Now beyond its two-year mark, Russia’s war on Ukraine, having likely claimed more than half a million casualties, has hoovered up Moscow’s military industrial resources. President Vladimir Putin has shifted the Russian economy onto war footing in a bid to meet the challenge, raiding long-neglected military stores and seeking new foreign suppliers.
Russia’s industry at home and trade abroad have been constrained by Western sanctions. Though Moscow has embarked on a broad campaign of sanctions busting, restricted access to Western technology has undermined its more advanced weapon production. The Kremlin has even abandoned the much-hyped T-14 Armata main battle tank because it is considered too expensive.
Exclusion from international financial markets has also hampered its ability to make deals.
The question is to what extent the Russian arms industry is able to cater for the Russian demand and for export at the same time, taking into account also that there are sanctions related to technology that Russia still needs to produce arms, and also for payment options, something which apparently still has been hampering ongoing deals with India,” Wezeman said.

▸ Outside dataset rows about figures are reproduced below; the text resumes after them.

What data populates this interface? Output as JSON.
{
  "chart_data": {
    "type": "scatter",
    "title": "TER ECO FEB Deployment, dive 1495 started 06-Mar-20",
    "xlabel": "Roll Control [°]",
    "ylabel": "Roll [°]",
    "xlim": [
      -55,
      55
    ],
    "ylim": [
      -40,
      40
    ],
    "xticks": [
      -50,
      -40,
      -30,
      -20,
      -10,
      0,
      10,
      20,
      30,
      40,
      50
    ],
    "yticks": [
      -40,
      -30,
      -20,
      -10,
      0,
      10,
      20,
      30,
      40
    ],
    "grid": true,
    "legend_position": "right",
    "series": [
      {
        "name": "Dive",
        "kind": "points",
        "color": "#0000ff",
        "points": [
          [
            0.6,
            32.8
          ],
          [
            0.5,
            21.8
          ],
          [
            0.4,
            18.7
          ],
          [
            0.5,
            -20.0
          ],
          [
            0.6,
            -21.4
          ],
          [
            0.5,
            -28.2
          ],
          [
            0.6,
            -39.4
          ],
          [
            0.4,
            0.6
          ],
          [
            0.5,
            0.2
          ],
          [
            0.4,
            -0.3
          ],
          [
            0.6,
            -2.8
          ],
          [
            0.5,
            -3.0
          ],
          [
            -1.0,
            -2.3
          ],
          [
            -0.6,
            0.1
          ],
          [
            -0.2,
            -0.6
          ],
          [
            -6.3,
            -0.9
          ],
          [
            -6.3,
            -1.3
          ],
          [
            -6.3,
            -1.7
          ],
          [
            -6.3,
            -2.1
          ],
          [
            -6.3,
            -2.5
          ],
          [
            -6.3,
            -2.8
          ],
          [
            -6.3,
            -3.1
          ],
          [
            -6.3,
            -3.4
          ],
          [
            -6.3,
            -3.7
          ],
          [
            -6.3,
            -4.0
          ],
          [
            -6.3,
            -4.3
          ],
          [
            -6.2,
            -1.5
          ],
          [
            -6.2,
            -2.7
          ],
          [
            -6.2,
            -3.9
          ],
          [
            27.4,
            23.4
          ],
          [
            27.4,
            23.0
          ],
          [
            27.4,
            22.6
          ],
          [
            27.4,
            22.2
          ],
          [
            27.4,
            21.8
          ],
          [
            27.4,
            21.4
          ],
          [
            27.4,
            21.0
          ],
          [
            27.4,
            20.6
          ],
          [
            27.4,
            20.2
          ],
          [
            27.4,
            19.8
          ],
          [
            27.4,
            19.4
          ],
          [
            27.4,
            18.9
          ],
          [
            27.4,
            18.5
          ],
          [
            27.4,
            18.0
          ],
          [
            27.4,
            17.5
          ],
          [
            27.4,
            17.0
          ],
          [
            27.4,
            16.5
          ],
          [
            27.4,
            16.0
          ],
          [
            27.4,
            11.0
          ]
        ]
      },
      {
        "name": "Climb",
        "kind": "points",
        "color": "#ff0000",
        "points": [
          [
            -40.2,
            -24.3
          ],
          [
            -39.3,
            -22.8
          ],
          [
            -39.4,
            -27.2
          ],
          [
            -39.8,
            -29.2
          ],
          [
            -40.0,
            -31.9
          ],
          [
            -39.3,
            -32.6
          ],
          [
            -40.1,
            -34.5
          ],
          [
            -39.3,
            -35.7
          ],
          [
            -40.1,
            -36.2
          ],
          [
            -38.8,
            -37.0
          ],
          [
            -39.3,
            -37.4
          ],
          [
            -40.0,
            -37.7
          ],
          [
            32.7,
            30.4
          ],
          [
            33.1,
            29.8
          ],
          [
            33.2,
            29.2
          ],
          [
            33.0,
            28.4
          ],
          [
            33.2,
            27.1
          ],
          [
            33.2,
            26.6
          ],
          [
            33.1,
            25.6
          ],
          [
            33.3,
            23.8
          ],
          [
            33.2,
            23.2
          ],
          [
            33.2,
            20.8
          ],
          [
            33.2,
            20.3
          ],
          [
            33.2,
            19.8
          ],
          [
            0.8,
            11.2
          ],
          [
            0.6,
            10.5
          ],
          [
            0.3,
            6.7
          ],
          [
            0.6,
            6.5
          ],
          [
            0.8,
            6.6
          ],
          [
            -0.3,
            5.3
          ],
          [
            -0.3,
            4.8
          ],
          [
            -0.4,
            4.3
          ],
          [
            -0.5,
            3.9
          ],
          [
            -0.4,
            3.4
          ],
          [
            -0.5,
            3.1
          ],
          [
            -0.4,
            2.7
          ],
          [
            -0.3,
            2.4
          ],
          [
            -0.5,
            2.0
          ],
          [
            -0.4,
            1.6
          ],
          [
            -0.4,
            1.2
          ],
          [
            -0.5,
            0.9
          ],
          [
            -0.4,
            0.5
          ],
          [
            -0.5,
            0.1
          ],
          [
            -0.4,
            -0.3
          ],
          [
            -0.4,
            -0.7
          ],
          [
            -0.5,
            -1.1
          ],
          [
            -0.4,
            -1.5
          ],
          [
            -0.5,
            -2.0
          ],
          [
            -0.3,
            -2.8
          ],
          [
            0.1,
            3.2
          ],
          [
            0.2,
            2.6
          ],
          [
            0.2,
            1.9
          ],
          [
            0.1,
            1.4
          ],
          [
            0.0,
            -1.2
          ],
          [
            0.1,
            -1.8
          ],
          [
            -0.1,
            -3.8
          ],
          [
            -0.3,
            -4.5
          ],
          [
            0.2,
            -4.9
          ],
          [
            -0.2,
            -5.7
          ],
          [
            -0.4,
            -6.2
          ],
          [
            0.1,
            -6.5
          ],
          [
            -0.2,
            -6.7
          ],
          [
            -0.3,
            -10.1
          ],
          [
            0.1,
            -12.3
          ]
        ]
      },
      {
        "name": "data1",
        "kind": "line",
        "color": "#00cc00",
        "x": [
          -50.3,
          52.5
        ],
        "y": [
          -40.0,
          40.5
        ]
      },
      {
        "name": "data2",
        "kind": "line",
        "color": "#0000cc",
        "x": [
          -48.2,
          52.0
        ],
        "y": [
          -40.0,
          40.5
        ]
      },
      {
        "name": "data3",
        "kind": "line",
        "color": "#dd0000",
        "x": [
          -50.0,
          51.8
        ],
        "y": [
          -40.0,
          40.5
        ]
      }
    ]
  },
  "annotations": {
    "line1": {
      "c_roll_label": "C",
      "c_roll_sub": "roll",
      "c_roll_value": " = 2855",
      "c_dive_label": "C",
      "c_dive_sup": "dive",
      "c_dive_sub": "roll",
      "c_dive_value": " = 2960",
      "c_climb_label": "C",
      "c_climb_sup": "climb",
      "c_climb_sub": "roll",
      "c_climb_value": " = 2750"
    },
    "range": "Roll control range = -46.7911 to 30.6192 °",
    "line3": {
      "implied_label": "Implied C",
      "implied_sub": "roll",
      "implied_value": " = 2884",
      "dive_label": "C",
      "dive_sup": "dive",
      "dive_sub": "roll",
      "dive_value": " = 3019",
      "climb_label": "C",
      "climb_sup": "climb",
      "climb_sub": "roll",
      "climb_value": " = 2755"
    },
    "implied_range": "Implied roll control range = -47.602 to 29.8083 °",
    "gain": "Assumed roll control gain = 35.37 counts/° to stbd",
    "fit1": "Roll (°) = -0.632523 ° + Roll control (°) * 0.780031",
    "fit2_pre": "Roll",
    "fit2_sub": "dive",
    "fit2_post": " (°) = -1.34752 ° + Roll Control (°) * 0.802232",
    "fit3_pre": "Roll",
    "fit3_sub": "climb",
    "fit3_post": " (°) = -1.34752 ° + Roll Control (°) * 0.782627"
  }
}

The poor performance of Russian tech on the battlefields of Ukraine has done little to help military industrial salespeople. Russian ships have been repeatedly sunk, planes downed and air defense systems found wanting. Moscow’s big-ticket items have not delivered.
Export shrinkage has left the Russian arms industry reliant on Asia and Oceania, the states of which account for 68 percent of total exports from 2019–23. India made up 34 percent and China 21 percent. But countries emerging as potential superpowers have less and less need for what Russia has to offer.
“Those are the two major changes that we see in Russia arms exports, and that has an enormous impact on the total level of Russian arms exports,” Wezeman said of lessening Indian and Chinese business.
“It has not been able to convince India to acquire more Russian combat aircraft, a relatively small batch to replace some that have crashed before,” he said. “India has turned to France.”
“It’s looking at the U.S. for advanced anti-submarine warfare capabilities to name something there. And of course, it’s also developing its own arms industry and is now able to produce, for example, ships, combat aircraft, which before it probably would have bought from Russia.”
Political concerns also loom large for Moscow’s best customers. New Delhi, for example, wants to show it can cooperate with the U.S. against the threat from China. The same is true of Vietnam and for Egypt which has cut its spending on Russian arms to almost nothing, preferring U.S. goods, military aid, and political support.
The gradual reversal of the Moscow-Beijing power dynamic also extends into weaponry. China, Wezeman said, “has developed an arms industry which is now sufficiently competitive for China itself to acquire its own arms, and not to really look at arms imports from Russia anymore, with a few exceptions.”
“China just doesn’t want to be dependent on Russian equipment, especially if they can make stuff which is basically as good or by now, potentially even better—or soon to be better. So, that market is really disappearing quickly.”
It is unclear where Moscow might make up the growing gap in its exports. “In Europe, Russia wasn’t that important before, certainly it’s not anymore,” Wezeman said. “In the Middle East, it never had a real breakthrough. In Latin America, the only market it really had was the one in Venezuela for a few years until that country went down economic drain.”
“The only place where you potentially could see real interest would then be in the Middle East,” he added. “But even there also, I think it’s too early to make any forecasts in this regard.”
Russia, Wezeman said, should be “careful in making any assumptions about the likelihood that you can return to that market with the kind of equipment that Russia has on offer right now.”